How to manage your infradian rhythm
Once you’ve started tracking your infradian rhythms, you can also experiment with different types of physical activity or different eating patterns to see how they affect your mood, energy levels, and sleep. Feeling really tired? Try a rejuvenating yoga session or quiet walk outside instead of pushing high-intensity cardio for physical activity. Mood lower for no specific reason? Maybe changing the way you’re eating will make a difference. By tracking these over the course of a cycle, you can identify any patterns.
Annual changes in sleep and mood, such as feeling more sluggish and tired in dark, frigid winter months, can be harder to track than monthly shifts but are no less important. Monthly changes might be more acute at specific times of the year.

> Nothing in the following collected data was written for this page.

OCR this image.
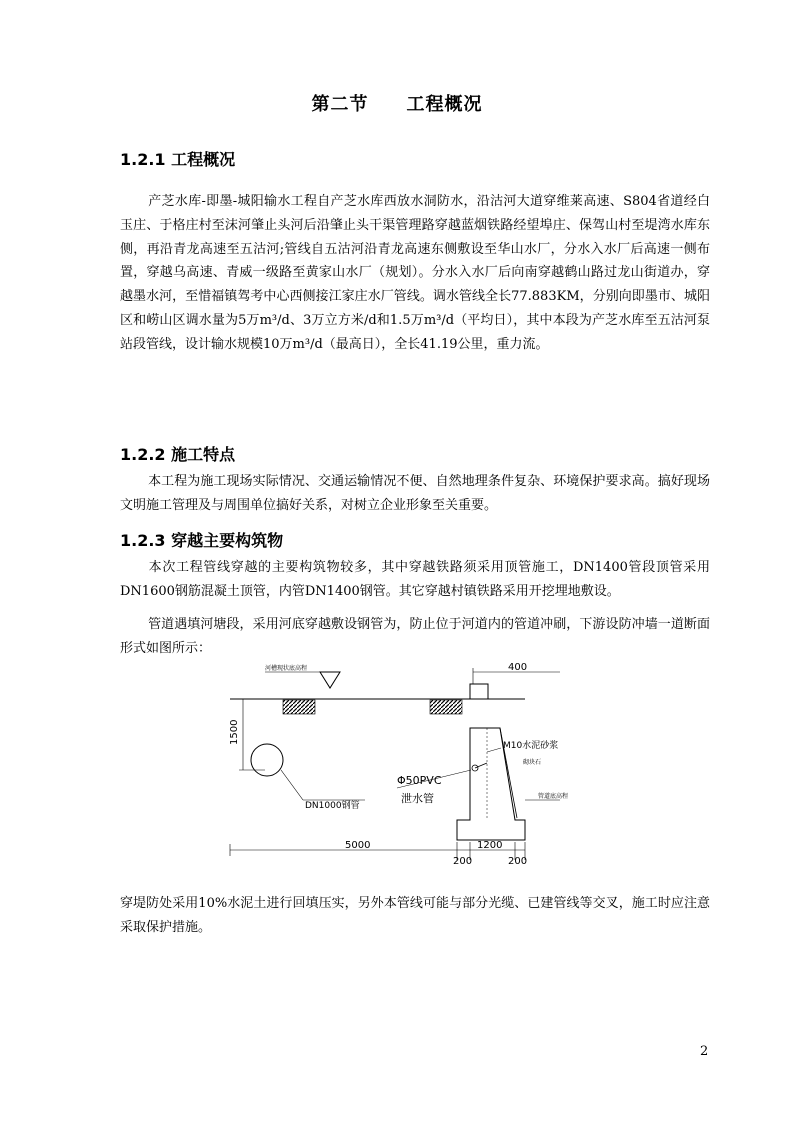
第二节 工程概况
1.2.1 工程概况
产芝水库-即墨-城阳输水工程自产芝水库西放水洞防水，沿沽河大道穿维莱高速、S804省道经白玉庄、于格庄村至沫河肇止头河后沿肇止头干渠管理路穿越蓝烟铁路经望埠庄、保驾山村至堤湾水库东侧，再沿青龙高速至五沽河;管线自五沽河沿青龙高速东侧敷设至华山水厂，分水入水厂后高速一侧布置，穿越乌高速、青威一级路至黄家山水厂（规划）。分水入水厂后向南穿越鹤山路过龙山街道办，穿越墨水河，至惜福镇驾考中心西侧接江家庄水厂管线。调水管线全长77.883KM，分别向即墨市、城阳区和崂山区调水量为5万m³/d、3万立方米/d和1.5万m³/d（平均日），其中本段为产芝水库至五沽河泵站段管线，设计输水规模10万m³/d（最高日），全长41.19公里，重力流。
1.2.2 施工特点
本工程为施工现场实际情况、交通运输情况不便、自然地理条件复杂、环境保护要求高。搞好现场文明施工管理及与周围单位搞好关系，对树立企业形象至关重要。
1.2.3 穿越主要构筑物
本次工程管线穿越的主要构筑物较多，其中穿越铁路须采用顶管施工，DN1400管段顶管采用DN1600钢筋混凝土顶管，内管DN1400钢管。其它穿越村镇铁路采用开挖埋地敷设。
管道遇填河塘段，采用河底穿越敷设钢管为，防止位于河道内的管道冲刷，下游设防冲墙一道断面形式如图所示：
河槽现状底高程	400
1500
DN1000钢管
M10水泥砂浆
砌块石
Φ50PVC
泄水管	管道底高程
5000	1200
200	200
穿堤防处采用10%水泥土进行回填压实，另外本管线可能与部分光缆、已建管线等交叉，施工时应注意采取保护措施。
2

The idea, Wu says, isn’t to try and find the perfect lifestyle hack to let you operate at 100% all the time. Rather, it’s to understand more about what your body is telling you about what it needs to feel good, and to understand more about what might make you tick. Instead of beating yourself up for feeling dead tired or being extra hungry, you can instead remind yourself that this is just part of your body’s natural cycle.
“When we look at rhythms and at the bigger picture, we can actually influence our sleep and our health — even our mood — a lot more than we think,” Wu says.
Keep your cycle on track
Both Wu and Winter say that one of the best ways to tune into your infradian cycle is by keeping certain factors consistent, such as eating regular meals. Just as important? Going to bed and getting up at the same time every day so you get enough sleep every night. Yes, even weekends. Maintaining a solid baseline, Wu says, will help you tune into your body’s ebb and flow.
Think of it like a symphony, Winter says. “You can listen to each instrument individually, but in order for the orchestra to work, they have to be synchronized and timed properly. And that’s really where good health comes from,” he says.